As the clouds rehearsed for a heavy burst, strong winds, behaving like a dispatch team sent forth by an impending rain, came down to test the strength of the canopies mounted for the occasion at the school’s football field. But at a point, the uneasy crowd found a brief relief from their grief after the clouds suddenly disappeared and the sky reappeared in a spotless blue like “the screen of a television set tuned to a dead channel”.
Some gave the ‘glory’ to Bawku Naba, whom they believed had ‘spoken’ to the rain to give way for the event. But the Deputy Minister for Justice and Attorney General, Joseph Dindiok Kpemka, had barely finished his own speech when the clouds, accompanied this time by stronger winds, made a U-turn on its way to nearby Burkina Faso and returned to Bawku to prove all doubters right with a full outburst.
So deafening was the pounding downpour that the Upper East Regional Minister, Rockson Ayine Bukari, himself appeared not to hear his own words as he read his keynote address with extra vigour from under a roofed terrace at the football field. And so charitable was the shower that there was probably no single drop left in the skies after just two hours of unstoppable disruption that saw canopies blown apart and the iron rods, which held them, fallen on one another.
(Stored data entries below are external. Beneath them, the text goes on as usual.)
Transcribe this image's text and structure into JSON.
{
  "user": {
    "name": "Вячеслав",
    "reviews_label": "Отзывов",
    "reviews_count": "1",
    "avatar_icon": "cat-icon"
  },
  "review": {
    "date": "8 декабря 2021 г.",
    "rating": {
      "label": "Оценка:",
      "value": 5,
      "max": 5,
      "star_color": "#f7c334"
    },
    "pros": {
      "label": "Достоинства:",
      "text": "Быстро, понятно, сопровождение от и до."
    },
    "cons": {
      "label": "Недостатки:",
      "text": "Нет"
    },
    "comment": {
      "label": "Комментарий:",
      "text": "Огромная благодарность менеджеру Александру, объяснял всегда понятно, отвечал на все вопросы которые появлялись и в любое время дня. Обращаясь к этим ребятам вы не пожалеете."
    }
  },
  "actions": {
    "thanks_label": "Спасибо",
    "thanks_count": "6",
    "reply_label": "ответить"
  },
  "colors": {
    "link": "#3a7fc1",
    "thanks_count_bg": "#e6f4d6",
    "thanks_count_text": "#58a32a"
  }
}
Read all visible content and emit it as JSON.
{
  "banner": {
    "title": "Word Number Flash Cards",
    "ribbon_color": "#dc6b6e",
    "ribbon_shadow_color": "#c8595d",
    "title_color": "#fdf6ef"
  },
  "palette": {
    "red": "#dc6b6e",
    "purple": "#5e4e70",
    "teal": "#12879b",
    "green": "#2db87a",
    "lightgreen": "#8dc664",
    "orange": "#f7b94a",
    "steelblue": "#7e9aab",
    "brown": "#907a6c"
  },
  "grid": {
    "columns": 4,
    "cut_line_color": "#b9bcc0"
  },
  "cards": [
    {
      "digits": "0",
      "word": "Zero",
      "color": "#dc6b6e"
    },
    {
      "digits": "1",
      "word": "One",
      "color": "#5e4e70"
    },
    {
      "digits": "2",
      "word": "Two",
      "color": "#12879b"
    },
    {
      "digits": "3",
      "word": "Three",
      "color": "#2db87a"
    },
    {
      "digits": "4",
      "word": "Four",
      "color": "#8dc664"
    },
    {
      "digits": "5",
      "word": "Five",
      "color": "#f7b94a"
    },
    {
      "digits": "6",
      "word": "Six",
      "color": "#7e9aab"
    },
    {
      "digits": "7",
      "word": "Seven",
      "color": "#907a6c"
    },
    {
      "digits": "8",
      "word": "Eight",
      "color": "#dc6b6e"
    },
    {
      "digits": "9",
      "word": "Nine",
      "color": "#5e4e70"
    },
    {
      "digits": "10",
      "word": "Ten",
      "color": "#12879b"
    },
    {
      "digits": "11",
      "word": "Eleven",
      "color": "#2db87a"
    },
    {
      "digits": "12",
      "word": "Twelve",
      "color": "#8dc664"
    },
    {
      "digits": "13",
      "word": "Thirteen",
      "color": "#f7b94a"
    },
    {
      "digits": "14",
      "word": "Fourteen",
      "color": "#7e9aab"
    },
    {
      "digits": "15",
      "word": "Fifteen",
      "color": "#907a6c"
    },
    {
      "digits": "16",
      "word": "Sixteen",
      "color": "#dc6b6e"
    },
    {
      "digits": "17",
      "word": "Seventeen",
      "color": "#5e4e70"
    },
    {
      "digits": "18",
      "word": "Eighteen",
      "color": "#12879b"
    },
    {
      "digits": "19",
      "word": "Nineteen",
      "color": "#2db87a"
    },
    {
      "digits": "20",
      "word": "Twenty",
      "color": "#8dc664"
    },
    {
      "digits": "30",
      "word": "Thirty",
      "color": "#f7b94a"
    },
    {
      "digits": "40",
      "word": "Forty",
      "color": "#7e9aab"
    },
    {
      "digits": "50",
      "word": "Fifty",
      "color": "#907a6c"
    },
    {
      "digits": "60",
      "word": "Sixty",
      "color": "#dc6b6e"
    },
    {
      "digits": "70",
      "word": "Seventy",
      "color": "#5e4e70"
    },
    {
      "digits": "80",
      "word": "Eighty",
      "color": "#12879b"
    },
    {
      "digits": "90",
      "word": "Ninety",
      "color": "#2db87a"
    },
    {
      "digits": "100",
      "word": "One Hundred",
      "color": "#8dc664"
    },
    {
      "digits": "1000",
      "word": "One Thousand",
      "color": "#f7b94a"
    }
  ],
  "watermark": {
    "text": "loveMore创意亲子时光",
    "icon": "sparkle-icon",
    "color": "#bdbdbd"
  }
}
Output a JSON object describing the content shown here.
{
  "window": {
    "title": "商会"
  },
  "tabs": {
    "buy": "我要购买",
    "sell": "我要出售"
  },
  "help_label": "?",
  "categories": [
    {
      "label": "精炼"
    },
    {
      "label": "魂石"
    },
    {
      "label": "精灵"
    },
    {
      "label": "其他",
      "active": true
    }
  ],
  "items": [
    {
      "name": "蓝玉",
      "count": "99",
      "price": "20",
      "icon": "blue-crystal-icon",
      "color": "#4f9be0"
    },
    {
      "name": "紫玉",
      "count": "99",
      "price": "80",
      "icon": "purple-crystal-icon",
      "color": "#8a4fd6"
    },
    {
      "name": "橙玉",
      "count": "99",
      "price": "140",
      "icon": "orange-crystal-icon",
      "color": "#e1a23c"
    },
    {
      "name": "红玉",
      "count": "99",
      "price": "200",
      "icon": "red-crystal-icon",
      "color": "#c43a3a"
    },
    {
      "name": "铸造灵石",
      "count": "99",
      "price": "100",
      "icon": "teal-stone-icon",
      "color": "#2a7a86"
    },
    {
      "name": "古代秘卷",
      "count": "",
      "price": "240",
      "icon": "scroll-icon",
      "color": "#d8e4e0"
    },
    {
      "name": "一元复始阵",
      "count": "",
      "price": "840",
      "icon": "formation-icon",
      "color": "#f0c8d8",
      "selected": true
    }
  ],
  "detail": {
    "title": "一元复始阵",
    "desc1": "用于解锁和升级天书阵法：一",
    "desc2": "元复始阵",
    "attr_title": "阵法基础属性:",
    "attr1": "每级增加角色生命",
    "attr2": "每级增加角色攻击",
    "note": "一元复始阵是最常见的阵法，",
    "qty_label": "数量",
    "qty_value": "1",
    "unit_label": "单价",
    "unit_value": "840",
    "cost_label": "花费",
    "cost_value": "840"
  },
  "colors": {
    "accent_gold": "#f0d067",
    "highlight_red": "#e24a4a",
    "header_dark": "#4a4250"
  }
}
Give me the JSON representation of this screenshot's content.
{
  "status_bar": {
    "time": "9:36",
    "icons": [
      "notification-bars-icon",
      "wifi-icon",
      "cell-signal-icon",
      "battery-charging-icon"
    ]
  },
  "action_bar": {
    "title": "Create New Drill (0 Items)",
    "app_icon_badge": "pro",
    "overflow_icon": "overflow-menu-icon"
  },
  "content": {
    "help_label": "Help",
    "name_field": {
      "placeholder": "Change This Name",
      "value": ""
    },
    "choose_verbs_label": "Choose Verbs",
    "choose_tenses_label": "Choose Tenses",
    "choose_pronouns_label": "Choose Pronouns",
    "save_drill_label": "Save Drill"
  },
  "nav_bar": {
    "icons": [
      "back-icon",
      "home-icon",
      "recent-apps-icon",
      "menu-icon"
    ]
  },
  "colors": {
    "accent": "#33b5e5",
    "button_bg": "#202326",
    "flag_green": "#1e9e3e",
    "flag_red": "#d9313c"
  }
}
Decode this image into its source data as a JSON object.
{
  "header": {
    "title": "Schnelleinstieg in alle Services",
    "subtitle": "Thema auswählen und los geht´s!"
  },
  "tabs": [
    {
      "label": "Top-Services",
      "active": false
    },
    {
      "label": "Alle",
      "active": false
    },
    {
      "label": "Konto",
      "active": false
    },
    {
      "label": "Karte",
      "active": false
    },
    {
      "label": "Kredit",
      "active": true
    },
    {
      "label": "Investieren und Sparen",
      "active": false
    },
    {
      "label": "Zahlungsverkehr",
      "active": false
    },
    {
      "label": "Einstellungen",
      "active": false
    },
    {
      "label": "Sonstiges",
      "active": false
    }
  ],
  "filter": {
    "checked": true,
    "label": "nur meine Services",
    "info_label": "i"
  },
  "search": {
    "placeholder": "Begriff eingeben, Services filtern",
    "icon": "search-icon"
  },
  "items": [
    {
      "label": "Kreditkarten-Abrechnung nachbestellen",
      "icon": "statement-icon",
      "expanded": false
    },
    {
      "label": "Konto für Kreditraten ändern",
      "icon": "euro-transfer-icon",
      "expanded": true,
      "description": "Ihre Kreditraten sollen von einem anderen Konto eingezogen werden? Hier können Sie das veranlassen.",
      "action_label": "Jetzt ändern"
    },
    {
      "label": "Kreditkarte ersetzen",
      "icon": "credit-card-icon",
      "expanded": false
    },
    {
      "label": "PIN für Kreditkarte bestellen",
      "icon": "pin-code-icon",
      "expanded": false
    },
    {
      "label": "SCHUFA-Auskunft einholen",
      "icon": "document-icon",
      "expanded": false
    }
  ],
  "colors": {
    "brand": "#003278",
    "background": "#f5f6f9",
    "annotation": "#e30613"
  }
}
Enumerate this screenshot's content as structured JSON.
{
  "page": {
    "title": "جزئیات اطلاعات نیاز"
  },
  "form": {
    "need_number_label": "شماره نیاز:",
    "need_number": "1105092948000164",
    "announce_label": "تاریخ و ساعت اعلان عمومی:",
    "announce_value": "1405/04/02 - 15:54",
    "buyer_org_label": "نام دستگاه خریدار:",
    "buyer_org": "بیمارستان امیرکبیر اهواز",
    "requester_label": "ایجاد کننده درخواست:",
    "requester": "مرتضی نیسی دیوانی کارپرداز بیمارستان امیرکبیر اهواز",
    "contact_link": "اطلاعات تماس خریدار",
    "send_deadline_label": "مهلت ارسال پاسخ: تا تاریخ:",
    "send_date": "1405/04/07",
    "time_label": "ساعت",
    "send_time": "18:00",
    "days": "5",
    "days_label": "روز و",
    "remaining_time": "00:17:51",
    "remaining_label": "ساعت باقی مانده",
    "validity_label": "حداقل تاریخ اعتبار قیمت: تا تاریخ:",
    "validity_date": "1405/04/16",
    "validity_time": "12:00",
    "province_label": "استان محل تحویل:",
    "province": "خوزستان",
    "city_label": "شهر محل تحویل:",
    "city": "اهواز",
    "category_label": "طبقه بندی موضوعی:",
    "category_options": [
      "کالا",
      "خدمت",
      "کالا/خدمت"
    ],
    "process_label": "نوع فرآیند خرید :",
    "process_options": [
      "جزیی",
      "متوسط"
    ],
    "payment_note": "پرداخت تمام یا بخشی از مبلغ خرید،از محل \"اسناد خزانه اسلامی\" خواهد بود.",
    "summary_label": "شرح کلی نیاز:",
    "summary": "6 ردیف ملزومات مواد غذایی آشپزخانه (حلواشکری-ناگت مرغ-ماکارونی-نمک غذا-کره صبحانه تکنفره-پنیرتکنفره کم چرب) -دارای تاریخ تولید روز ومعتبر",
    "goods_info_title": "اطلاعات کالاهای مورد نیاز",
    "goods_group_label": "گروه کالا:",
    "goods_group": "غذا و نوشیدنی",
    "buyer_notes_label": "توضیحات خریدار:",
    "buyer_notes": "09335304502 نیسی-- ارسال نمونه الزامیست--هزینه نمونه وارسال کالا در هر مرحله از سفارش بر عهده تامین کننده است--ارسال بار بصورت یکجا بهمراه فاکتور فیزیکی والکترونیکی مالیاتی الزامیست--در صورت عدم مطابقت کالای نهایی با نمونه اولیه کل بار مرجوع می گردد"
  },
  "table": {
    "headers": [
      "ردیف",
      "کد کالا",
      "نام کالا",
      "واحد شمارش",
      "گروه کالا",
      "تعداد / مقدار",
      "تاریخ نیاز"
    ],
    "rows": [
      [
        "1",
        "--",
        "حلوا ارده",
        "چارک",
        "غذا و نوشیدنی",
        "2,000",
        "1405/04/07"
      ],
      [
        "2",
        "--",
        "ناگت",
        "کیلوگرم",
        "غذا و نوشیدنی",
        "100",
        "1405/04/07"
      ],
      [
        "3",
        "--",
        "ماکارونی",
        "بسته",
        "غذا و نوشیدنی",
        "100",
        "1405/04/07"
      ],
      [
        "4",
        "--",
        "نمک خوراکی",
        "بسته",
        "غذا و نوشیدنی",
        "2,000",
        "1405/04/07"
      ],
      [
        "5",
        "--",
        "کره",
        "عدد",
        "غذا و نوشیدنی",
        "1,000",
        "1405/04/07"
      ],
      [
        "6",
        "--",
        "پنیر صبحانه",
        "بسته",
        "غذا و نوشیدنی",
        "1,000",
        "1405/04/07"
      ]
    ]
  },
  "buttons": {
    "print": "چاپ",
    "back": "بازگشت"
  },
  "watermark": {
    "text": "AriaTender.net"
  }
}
Exposed to the cold under the surviving canopies, some of the students clutched their shoulders with crossed arms as their teeth repeatedly knocked together.
BAWSCO is one of the few second-cycle schools in the region with a very vibrant old students’ union— the Bawku Old Students Association (BOSA). The union has given, and has continued to offer, so much to its alma mater. Even on that speech and prize-giving day, the alumni in attendance dropped quality banknotes individually in the treasury as the school appealed for fund.
But, with the heavy downpour turning the open-air grounds upside down, overshadowing the event and exposing the school in front of rare guests, the rain seemed to have added its voice to the school’s decades-long appeal to government and, perhaps, the alumni also for a befitting assembly hall. Constructed in the late sixties, the assembly hall can hold just 300 people. The event could not have taken place there with the school’s student population currently at 2,251 along with the number of the staff and the guests around.
Plights, Pleas and Pledges
The Headmaster, Bismarck Simon Kpuli, and the Senior Prefect, Edmund Akolgo, were united in their separate speeches with calls for attention to some challenges said to have plagued the school for years.
They included an outmoded dining hall, an assembly hall with limited space, a deplorable road network on campus, an abandoned toilet construction project, dilapidated staff quarters and dormitory blocks, inadequate supply of water, a scanty stock at the library and limited classroom furniture among other dilemmas.
Whilst placing emphasis on discipline as “the bridge between goal and accomplishment”, the Deputy Minister for Justice and Attorney General, who is also an alumnus, also urged the students to continue to co-exist peacefully both inside and outside the campus. He pledged to provide the school with a mechanised borehole between July and August, this year, and to donate in July, this year, three sets of jerseys to the school’s football team.
Moments after he had spoken to the theme for the event, which was “Discipline, Hard Work and a Peaceful Environment— Prerequisite for Academic Excellence”, the Upper East Regional Minister tasked three assemblies that surrounded the school— the Bawku Municipal Assembly, the Binduri District Assembly and the Pusiga District Assembly— to address the concerns raised by the school without delay.
That announcement brought joy to the crowd. And it showed after the dignitaries had left the grounds. Excited students poured into the rain-soaked arena, took full custody of it and danced the cold away— thanks to the rhythms mixed by a very young student who demonstrated he was born a disc jockey, not a disc joker.